Freqiele menggigit bibir terlalu keras, sampai meninggalkan bekas dan berdarah. Dia berpikir cepat, apa yang harus dilakukan? Membawa ke tabib dengan risiko bertemu orang atau membiarkan seorang anak lahir tanpa bantuan?

"Saya tahu rumah tabib di dekat sini. Mari, saya bantu ke sana," tawar Cello.

Freqiele ikut memapah si Oma yang sudah pucat pasi. "Cello, bagaimana dengan suaminya?"

Cello menggeleng. "Nyawa Oma dan bayinya lebih penting, Freq. Kita bisa beritahu kalau bayinya telah lahir."

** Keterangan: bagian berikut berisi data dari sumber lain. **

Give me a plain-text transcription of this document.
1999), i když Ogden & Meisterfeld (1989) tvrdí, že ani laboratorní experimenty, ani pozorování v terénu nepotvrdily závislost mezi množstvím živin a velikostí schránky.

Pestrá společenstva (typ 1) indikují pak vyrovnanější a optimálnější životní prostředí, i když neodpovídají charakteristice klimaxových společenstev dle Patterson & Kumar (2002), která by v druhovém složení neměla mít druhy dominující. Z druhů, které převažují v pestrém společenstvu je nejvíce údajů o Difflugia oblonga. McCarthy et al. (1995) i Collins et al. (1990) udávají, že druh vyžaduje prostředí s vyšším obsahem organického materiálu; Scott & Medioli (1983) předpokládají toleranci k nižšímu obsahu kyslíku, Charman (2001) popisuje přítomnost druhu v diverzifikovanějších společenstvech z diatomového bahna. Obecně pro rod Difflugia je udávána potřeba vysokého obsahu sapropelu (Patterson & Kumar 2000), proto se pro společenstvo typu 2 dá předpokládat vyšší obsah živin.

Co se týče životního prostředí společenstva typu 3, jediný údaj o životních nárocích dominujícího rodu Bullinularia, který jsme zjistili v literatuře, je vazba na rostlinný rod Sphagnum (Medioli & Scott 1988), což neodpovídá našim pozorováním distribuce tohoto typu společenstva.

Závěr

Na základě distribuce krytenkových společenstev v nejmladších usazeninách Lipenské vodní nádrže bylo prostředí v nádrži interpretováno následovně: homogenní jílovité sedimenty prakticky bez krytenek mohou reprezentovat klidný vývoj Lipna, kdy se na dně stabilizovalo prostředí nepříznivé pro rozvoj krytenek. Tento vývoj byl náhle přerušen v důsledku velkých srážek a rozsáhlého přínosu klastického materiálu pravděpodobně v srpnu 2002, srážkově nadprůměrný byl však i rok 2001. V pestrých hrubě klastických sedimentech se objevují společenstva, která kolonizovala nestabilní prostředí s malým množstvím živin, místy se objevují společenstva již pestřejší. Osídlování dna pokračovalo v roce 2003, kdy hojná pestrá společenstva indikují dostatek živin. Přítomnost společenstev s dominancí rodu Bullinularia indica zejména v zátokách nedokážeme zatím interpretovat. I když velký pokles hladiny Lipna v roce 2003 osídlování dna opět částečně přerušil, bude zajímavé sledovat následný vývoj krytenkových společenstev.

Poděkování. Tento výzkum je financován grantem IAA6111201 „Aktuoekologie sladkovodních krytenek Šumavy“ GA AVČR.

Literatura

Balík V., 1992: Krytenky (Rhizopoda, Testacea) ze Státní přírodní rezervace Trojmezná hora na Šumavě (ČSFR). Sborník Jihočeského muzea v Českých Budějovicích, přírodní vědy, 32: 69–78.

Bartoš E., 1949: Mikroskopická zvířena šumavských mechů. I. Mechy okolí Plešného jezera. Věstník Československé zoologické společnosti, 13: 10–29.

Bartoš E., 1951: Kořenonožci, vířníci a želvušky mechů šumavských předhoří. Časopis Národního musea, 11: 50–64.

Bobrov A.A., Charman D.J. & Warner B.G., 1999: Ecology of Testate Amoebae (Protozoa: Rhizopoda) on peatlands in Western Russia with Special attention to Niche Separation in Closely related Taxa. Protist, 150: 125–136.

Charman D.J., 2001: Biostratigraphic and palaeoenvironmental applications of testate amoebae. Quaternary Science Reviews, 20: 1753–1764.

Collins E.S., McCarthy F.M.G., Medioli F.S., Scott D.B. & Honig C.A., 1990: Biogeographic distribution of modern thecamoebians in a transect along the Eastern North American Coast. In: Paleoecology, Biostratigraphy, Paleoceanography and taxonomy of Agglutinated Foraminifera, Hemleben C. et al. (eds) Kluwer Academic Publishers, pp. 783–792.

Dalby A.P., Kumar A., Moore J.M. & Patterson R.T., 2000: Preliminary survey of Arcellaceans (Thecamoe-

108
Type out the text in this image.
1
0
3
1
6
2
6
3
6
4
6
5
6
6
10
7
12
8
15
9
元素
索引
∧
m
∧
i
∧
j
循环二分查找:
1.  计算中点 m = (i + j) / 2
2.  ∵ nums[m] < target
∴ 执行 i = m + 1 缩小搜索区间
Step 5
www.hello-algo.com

Lima menit berjalan terseok-seok, akhirnya mereka sampai pada rumah yang tidak terlalu besar dengan dinding terbuat dari batu. Cello membuka pintu dan segera menguncinya. Sang Tabib yang sedang meracik ramuan melotot kaget melihat tiga manusia mengunjunginya. "Ya ampun, Lish, kamu--"

"Bantu aku, Jak, selamatkan bayi ini, kumohon," rintih wanita tadi yang ternyata bernama Lish.

"Berbaringlah dahulu, istriku akan segera ke sini, sebentar," ujar si Tabib—Jak.

Diam-diam Freqiele tersenyum penuh syukur. Masih ada orang waras yang tidak melakukan standar ganda dan tetap menghargai perempuan. Di lain sisi, Cello menutup tirai gorden rapat-rapat, tidak membiarkan celah barang sedikit. Proses kelahiran ini tidak boleh diketahui siapa pun.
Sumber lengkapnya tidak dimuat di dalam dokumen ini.